Przedwczoraj około godz. 10.00 kryminalni wspólnie z policjantami prewencji zatrzymali w Śremie 17 letniego mieszkańca Poznania, który wchodząc w skład zorganizowanej grupy usiłował oszukać 67 – letnią kobietę.
Z ustaleń detektywów wynika, że 7 listopada br. około godz. 9.20 w mieszkaniu 67 – letniej śremianki zadzwonił telefon stacjonarny. Starsza Pani odebrała telefon i usłyszała kobiecy głos. Dzwoniąca kobieta podszyła się pod siostrzenicę seniorki i poinformowała, że miała wypadek i potrzebuje pieniędzy. 67 letnia śremianka zgodziła się pomóc „siostrzenicy” i przekazać 10 000 zł. W trakcie zdobywania tej kwoty starsza Pani rozmawiała o całej sprawie z jednym ze swoich krewnych, który zorientował się, że jego ciocię chcą oszukać. O wszystkim szybko powiadomiono śremską Policję.
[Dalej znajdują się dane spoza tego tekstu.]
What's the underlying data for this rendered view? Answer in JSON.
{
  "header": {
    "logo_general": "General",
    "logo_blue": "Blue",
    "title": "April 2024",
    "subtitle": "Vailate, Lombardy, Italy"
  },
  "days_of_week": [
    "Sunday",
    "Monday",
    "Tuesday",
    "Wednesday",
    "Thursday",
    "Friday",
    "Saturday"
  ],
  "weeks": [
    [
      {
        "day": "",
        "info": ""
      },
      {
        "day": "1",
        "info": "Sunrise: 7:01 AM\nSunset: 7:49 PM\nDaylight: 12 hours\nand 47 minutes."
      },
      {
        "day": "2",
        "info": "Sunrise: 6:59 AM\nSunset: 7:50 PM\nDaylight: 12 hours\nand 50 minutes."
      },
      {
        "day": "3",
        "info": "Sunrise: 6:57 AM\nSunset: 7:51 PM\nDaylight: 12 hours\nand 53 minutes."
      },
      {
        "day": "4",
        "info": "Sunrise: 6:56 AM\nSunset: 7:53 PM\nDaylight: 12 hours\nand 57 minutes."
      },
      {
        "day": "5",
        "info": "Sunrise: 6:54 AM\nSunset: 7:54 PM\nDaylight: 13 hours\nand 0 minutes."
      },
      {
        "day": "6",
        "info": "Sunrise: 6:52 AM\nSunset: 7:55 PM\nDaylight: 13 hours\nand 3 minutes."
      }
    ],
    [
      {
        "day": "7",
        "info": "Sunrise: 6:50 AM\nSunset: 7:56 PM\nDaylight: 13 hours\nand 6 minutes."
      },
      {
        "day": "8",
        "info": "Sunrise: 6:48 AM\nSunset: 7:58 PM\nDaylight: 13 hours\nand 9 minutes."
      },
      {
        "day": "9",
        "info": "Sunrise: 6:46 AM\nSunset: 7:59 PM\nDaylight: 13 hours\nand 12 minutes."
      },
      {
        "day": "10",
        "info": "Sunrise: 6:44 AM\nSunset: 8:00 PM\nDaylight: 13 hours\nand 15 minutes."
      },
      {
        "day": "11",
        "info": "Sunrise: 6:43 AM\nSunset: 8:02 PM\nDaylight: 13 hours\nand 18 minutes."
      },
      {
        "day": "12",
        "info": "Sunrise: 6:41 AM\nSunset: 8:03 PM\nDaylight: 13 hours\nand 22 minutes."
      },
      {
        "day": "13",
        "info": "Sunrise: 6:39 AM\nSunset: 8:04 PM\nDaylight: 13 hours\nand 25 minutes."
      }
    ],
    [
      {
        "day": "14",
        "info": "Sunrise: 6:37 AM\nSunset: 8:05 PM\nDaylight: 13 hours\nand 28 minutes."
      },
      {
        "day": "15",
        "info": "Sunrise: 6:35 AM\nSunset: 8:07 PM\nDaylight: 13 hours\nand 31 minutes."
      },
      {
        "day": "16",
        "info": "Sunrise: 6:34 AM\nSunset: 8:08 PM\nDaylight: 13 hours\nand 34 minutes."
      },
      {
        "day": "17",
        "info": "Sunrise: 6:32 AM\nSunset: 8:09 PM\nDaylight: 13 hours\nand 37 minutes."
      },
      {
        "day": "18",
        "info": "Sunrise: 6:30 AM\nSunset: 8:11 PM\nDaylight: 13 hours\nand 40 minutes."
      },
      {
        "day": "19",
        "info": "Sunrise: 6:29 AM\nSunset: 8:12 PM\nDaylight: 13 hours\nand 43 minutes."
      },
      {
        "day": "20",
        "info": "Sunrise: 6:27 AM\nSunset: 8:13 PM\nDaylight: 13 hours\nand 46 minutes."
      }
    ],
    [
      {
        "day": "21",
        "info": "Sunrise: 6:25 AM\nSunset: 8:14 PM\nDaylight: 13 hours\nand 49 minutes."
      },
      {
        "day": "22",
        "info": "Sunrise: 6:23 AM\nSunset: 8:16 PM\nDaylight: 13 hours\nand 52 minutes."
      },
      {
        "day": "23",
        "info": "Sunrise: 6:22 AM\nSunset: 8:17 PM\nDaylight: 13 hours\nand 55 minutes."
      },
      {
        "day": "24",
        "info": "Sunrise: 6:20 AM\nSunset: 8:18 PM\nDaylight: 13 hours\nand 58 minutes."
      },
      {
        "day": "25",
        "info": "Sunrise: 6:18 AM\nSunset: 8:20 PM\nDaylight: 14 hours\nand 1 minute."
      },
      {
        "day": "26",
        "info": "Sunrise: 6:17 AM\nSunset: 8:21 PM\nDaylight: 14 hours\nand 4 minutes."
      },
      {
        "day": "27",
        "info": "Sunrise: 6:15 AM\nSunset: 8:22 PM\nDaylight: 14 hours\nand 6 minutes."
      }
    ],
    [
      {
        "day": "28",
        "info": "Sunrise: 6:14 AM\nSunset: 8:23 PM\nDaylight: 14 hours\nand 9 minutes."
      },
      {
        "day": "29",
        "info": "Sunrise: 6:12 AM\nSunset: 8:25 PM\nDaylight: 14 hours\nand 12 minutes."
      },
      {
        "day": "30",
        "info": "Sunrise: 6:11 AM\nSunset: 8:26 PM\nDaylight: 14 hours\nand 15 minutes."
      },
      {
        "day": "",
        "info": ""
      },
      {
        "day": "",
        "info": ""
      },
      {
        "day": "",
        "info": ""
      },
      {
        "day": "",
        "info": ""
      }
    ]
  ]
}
Funkcjonariusze zorganizowali zasadzkę i zatrzymali sprawcę w trakcie przekazania 10 000 zł. W czasie wykonywania czynności w sprawie śledczy ustalili, że 17 latek kilka dni wcześniej oszukał 81 letnią mieszkankę Wrześni. Do starszej Pani zadzwoniła młoda kobieta, która podając się za jej córkę powiedziała, że potrzebuje pilnie pieniędzy za zwolnienie z więzienia, w którym przebywa, a z którego po wpłaceniu 4000 zł zostanie wypuszczona. Kobieta dodała, że po pieniądze zgłosi się jej znajomy w umówionym miejscu. 81 latka niczego nie podejrzewając przekazała pół godziny później nieznanemu mężczyźnie 3500 zł. Jak się potem okazało, tym nieznajomym był zatrzymany w Śremie 17 latek.
Z dotychczasowych ustaleń detektywów wynika, że młody mężczyzna wchodzi w skład zorganizowanej grupy dokonującej oszustw i działającej nie tylko na terenie powiatu śremskiego. Sprawa cały czas jest w toku i ma charakter rozwojowy.
Detektywi prowadzący sprawę nie wykluczają dalszych zatrzymań.